I used TR in before job sub routineto remove CRs and then used sed in seq stage filter to remove header and footer. I was trying to accomplish both in one statement.

Posted: Wed May 15, 2019 12:12 pm
by mouthou
Any particular reason to go for a routine for CR removal? What is the issue in using unix in removing CRs and that too in the same place where header and trailer are handled.

Wondering what is made possible by a routine when unix can easily do the same.

Posted: Wed May 15, 2019 5:19 pm
by ray.wurlod
Probably using ExecSH as the before-job subroutine as a quick, easy interface to the UNIX command pipeline, thus avoiding the need for a sequence job.

Posted: Wed May 15, 2019 11:24 pm
by UCDI
perhaps less well know, you can call several unix commands back to back with a ; between them in the shell execute stage. here, piped stream is perhaps as good or better, but if you need it...

you can invoke the unix commands in a parallel job too, via a routine, if the before/after is insufficient.
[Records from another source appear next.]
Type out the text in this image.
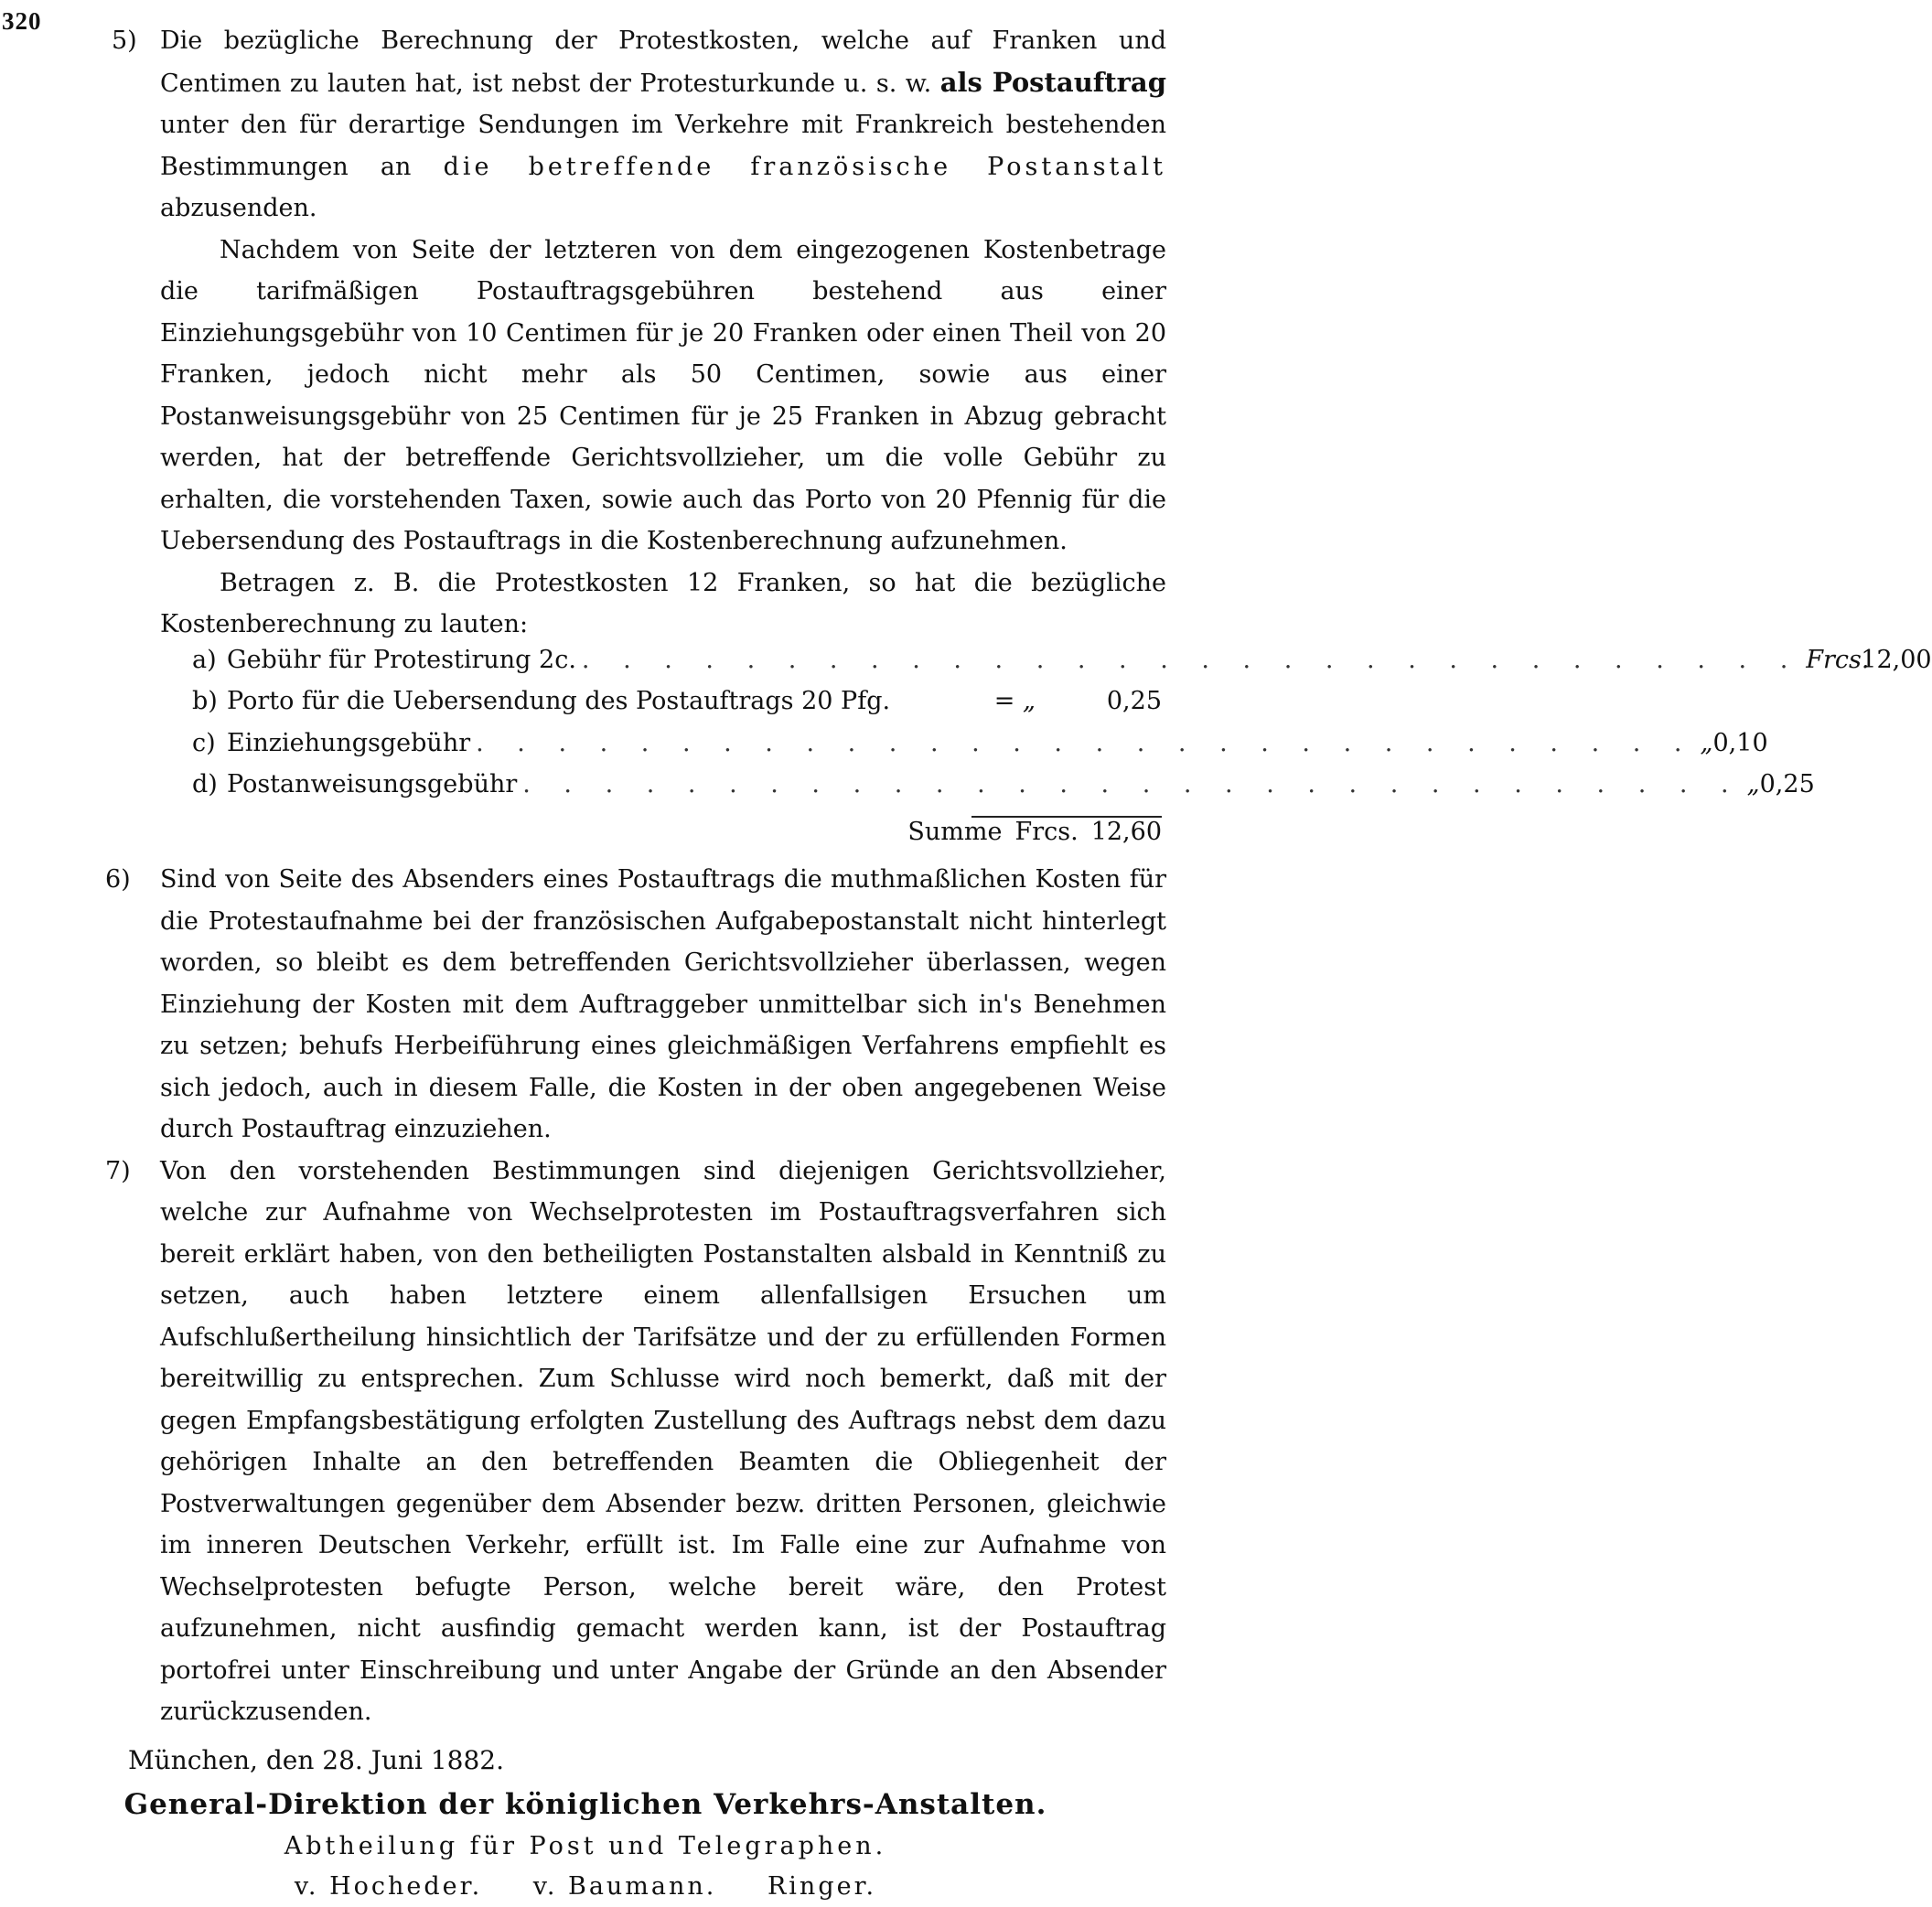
320

5) Die bezügliche Berechnung der Protestkosten, welche auf Franken und Centimen zu lauten hat, ist nebst der Protesturkunde u. s. w. als Postauftrag unter den für derartige Sendungen im Verkehre mit Frankreich bestehenden Bestimmungen an die betreffende französische Postanstalt abzusenden.

Nachdem von Seite der letzteren von dem eingezogenen Kostenbetrage die tarifmäßigen Postauftragsgebühren bestehend aus einer Einziehungsgebühr von 10 Centimen für je 20 Franken oder einen Theil von 20 Franken, jedoch nicht mehr als 50 Centimen, sowie aus einer Postanweisungsgebühr von 25 Centimen für je 25 Franken in Abzug gebracht werden, hat der betreffende Gerichtsvollzieher, um die volle Gebühr zu erhalten, die vorstehenden Taxen, sowie auch das Porto von 20 Pfennig für die Uebersendung des Postauftrags in die Kostenberechnung aufzunehmen.

Betragen z. B. die Protestkosten 12 Franken, so hat die bezügliche Kostenberechnung zu lauten:

a) Gebühr für Protestirung 2c. . . . . . . . . . . . . . . . . . . . . . . . . . . . . . . Frcs.
12,00
b) Porto für die Uebersendung des Postauftrags 20 Pfg.	= „	0,25
c) Einziehungsgebühr . . . . . . . . . . . . . . . . . . . . . . . . . . . . . . „ 0,10
d) Postanweisungsgebühr . . . . . . . . . . . . . . . . . . . . . . . . . . . . . . „ 0,25
Summe Frcs. 12,60

6) Sind von Seite des Absenders eines Postauftrags die muthmaßlichen Kosten für die Protestaufnahme bei der französischen Aufgabepostanstalt nicht hinterlegt worden, so bleibt es dem betreffenden Gerichtsvollzieher überlassen, wegen Einziehung der Kosten mit dem Auftraggeber unmittelbar sich in's Benehmen zu setzen; behufs Herbeiführung eines gleichmäßigen Verfahrens empfiehlt es sich jedoch, auch in diesem Falle, die Kosten in der oben angegebenen Weise durch Postauftrag einzuziehen.

7) Von den vorstehenden Bestimmungen sind diejenigen Gerichtsvollzieher, welche zur Aufnahme von Wechselprotesten im Postauftragsverfahren sich bereit erklärt haben, von den betheiligten Postanstalten alsbald in Kenntniß zu setzen, auch haben letztere einem allenfallsigen Ersuchen um Aufschlußertheilung hinsichtlich der Tarifsätze und der zu erfüllenden Formen bereitwillig zu entsprechen. Zum Schlusse wird noch bemerkt, daß mit der gegen Empfangsbestätigung erfolgten Zustellung des Auftrags nebst dem dazu gehörigen Inhalte an den betreffenden Beamten die Obliegenheit der Postverwaltungen gegenüber dem Absender bezw. dritten Personen, gleichwie im inneren Deutschen Verkehr, erfüllt ist. Im Falle eine zur Aufnahme von Wechselprotesten befugte Person, welche bereit wäre, den Protest aufzunehmen, nicht ausfindig gemacht werden kann, ist der Postauftrag portofrei unter Einschreibung und unter Angabe der Gründe an den Absender zurückzusenden.

München, den 28. Juni 1882.
General-Direktion der königlichen Verkehrs-Anstalten.
Abtheilung für Post und Telegraphen.
v. Hocheder. v. Baumann. Ringer.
Posted: Tue May 21, 2019 9:31 pm
by sarathchandrakt
The reason why we didn't run unix commands in sequence job is sometimes, we will be asked to process just a single file and running the sequence will trigger multiple jobs. So, we decided to keep the whole logic in the parallel job itself.

Honestly, I didn't think of using routines in parallel job. That is something I will defiantly consider in future. We were in a rush to do a quick fix to move to production.

Thanks again for all the input.

Posted: Wed May 22, 2019 1:18 pm
by mouthou
Just so you know. I don't think any of the response above gave a slight reference of using a Sequence as such. Those direct options were such that you could either put in ExecSH section as Ray mentioned or in Seq File stage directly.